Uninformed, how would I vote? Unfed, how would we eat? Unaware of the world at large, how would we travel? Unable to equip our interests, how would we practice our hobbies or further our education? And now the postal service is faltering, so getting meds, sending checks to creditors, or waiting for Earth’s last remaining travel bureau to send us some literature about the Oregon coast are all at risk.

This constant chatter about our problems with online lives might be worth it if any of us cared enough to take up the skills to create alternatives to the services we don’t like.

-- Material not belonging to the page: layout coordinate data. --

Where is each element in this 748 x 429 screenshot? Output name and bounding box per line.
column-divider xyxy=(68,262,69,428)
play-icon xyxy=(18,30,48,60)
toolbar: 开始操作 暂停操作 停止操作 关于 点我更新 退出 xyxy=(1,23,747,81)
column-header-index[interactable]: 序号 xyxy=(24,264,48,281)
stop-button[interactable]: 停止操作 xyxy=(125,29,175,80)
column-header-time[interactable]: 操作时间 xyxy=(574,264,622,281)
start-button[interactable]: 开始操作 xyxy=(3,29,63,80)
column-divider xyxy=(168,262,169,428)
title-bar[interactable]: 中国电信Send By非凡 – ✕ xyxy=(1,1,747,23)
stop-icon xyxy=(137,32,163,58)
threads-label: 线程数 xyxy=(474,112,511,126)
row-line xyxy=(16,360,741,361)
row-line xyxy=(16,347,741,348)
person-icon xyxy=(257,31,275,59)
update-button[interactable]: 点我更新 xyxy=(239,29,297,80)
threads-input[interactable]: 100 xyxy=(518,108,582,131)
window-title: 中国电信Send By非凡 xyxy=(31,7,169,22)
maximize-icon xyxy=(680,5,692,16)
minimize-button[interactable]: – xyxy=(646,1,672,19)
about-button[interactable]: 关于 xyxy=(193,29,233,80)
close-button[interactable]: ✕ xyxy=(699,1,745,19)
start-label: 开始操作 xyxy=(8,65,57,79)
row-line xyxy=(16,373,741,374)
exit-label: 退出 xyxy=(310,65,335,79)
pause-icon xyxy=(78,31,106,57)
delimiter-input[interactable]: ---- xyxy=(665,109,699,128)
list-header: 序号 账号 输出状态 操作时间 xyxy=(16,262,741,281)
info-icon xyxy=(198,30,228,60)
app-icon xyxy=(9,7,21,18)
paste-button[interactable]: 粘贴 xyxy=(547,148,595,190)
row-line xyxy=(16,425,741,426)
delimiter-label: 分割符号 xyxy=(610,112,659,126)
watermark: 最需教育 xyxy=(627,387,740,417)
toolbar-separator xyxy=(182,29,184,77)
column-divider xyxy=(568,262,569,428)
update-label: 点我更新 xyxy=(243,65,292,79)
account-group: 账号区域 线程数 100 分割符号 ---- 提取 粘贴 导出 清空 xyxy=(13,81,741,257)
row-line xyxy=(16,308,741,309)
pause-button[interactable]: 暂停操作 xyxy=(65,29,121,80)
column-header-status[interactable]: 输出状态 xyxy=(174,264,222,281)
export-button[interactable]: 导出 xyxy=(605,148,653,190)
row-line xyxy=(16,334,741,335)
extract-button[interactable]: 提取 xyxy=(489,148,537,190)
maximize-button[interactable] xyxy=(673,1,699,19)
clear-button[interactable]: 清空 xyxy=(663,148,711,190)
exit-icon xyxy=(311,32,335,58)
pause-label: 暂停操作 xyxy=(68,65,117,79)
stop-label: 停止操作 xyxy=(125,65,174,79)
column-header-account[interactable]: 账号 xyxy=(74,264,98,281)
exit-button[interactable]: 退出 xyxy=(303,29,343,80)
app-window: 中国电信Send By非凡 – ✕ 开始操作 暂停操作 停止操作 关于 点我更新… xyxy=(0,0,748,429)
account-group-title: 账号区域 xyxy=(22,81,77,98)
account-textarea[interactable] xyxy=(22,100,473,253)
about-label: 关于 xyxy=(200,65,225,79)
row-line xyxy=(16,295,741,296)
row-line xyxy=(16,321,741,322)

Instead, like armchair athletes, weather prognosticators, Yelp reviewers, movie critics, and the host of others that sling worthless opinions of complaint on everyone else’s incompetence, we’ll just keep on having to listen to the bitching of those unhappy with most everything in life as they kvetch about the Borg Mark Zuckerberg, the Trillionaire Jeff Bezos, or the globalist with human chipping plans aka Bill Gates.

Meanwhile, I’ll be online buying some Surströmming after a two-hour binge of watching others retching, trying to eat the stuff before turning to Chaturbate to talk on the newest social platform with participants from around the world as I enjoy a kind of global travel experience via genitalia. When I’m done with that, it’s time for some wholesome QAnon news and finally tuning in to Twitch as I watch others making music instead of turning on my instrument and finally giving it a try. Damn, I hate the internet.

Retired Shoes

Old shoes

After walking 1,776,239 steps for a total of 826.94 miles these shoes, which were my very first curbside pickup purchase, are being retired. Maybe you are thinking: In the world of blogs, writing about the end of life of your shoes is the best you’ve got? Well, back when I was 16 years old in 1979 there was no ubiquity of data regarding the minutiae of the mundane. Here in 2020, I can tell you that I paid $48.85 at Dick’s Sporting Goods on April 25th, and picked up my shoes at 3:05 p.m., because of the email confirmation that was sent to me almost instantaneously after a clerk put the shoes in my trunk. The order was first processed after PayPal transferred my money at 12:29:24 and, while the shoes were ready for pickup at 12:53, it would take me a while to get ready and drive the 8.5 miles. About 14 minutes after Caroline and I left we were at our location thanks to Google Maps. I checked in with a link in the confirmation email and about 10 minutes later was on my way home.

To be even a little more exact: I should have removed 8,738 steps of the 10,546 I walked that day as the first 4 miles were done before the trip to pick up new shoes, but that’s okay. The impact of the inaccuracy is negligible as if I told you that each mile cost 0.05907 cents or 0.05936 to walk it would still be essentially 6 cents per mile. At a per-step cost, this becomes an exercise in silliness though maybe this entire entry is but for the sake of completeness, my per-step cost figures in at 0.00002685 cents or 0.00002698 per step depending on which cost of mile one refers to. Come to think about it, I probably have enough information at hand to know the price of each breath I take.

By the way, I feel I got the value out of these shoes as it seems most walking shoes are rated for about 300-500 miles of activity. Obviously, I took these a lot farther than that and wore off a lot of sole but if I’m gonna pay almost $50 for a pair of shoes, I want to know they’ll serve me well.